El Ministerio de Finanzas de China anunció nuevas restricciones a la compra de dispositivos médicos europeos, como respuesta directa a las medidas impuestas por la Unión Europea. Las nuevas regulaciones prohíben que las instituciones gubernamentales chinas adquieran dispositivos médicos de la UE cuando el valor del contrato supere los 45 millones de yuanes, aproximadamente 6,3 millones de dólares. La medida también se extiende a productos de otros países si contienen más del 50 % de componentes fabricados en Europa.
Esta decisión llega después de que la UE implementara restricciones a las empresas chinas, excluyéndolas de licitaciones públicas europeas de dispositivos médicos por valor igual o superior a 60 mil millones de euros anuales.

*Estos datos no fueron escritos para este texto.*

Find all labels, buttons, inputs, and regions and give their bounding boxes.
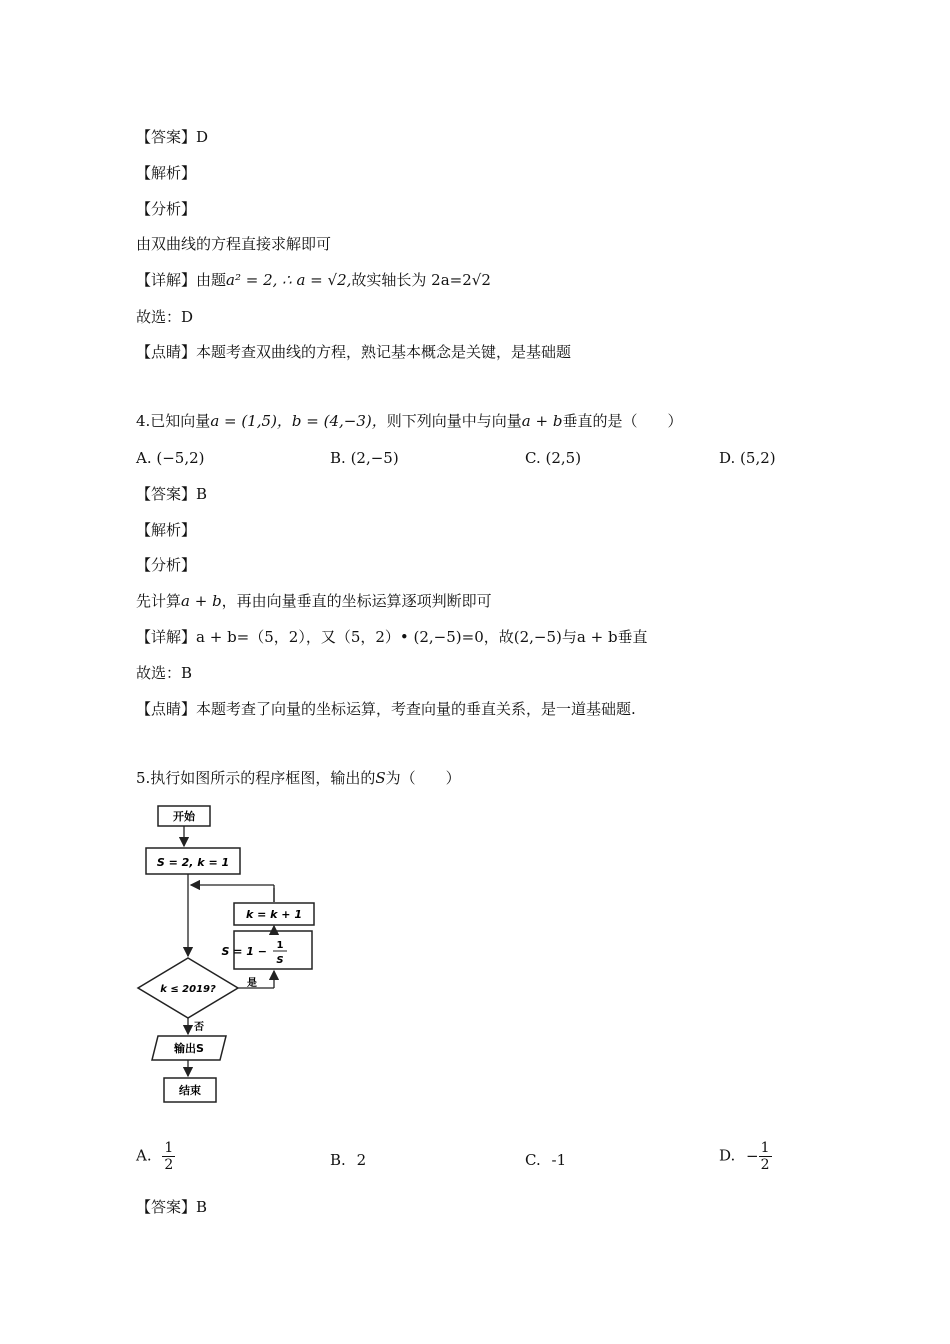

Bruselas argumentó que las compañías europeas enfrentan obstáculos significativos para acceder al mercado chino, mientras que sus competidores chinos gozan de mejores condiciones en Europa.
El conflicto comercial entre China y la Unión Europea se ha intensificado en los últimos meses, con medidas recíprocas en sectores estratégicos. Además de los dispositivos médicos, la UE ha impuesto aranceles a los vehículos eléctricos chinos y China ha respondido con gravámenes al brandy europeo, en particular el coñac francés. Las restricciones al comercio tecnológico reflejan una tendencia global hacia políticas más proteccionistas y competitivas.
El Ministerio de Comercio de China justificó la decisión señalando que la UE persiste en crear barreras proteccionistas, a pesar de los intentos chinos por mantener relaciones comerciales abiertas y equilibradas. En su comunicado, el gobierno chino afirmó no tener otra alternativa que adoptar medidas recíprocas, subrayando el carácter defensivo de la respuesta.
Por su parte, la Unión Europea sostiene que la aplicación del Instrumento de Contratación Pública Internacional es fundamental para garantizar la igualdad de condiciones en los mercados globales. Esta herramienta legal, vigente desde 2022, permite a la UE restringir el acceso a contratos públicos a empresas de países que no ofrezcan reciprocidad a los proveedores europeos.
Las nuevas restricciones chinas entraron en vigor de inmediato y afectan principalmente a empresas europeas que suministran tecnología médica avanzada, un sector clave para la economía del bloque. Sin embargo, el Ministerio de Comercio aclaró que los productos de empresas europeas fabricados en China no están afectados, lo que busca limitar el impacto directo sobre socios ya establecidos en el país.
A medida que crecen las tensiones comerciales, tanto Pekín como Bruselas insisten en su disposición al diálogo. Se prevé que la disputa por el acceso a los mercados y la regulación de sectores estratégicos sea uno de los temas centrales en la próxima cumbre de líderes de ambas regiones, programada para finales de julio en China.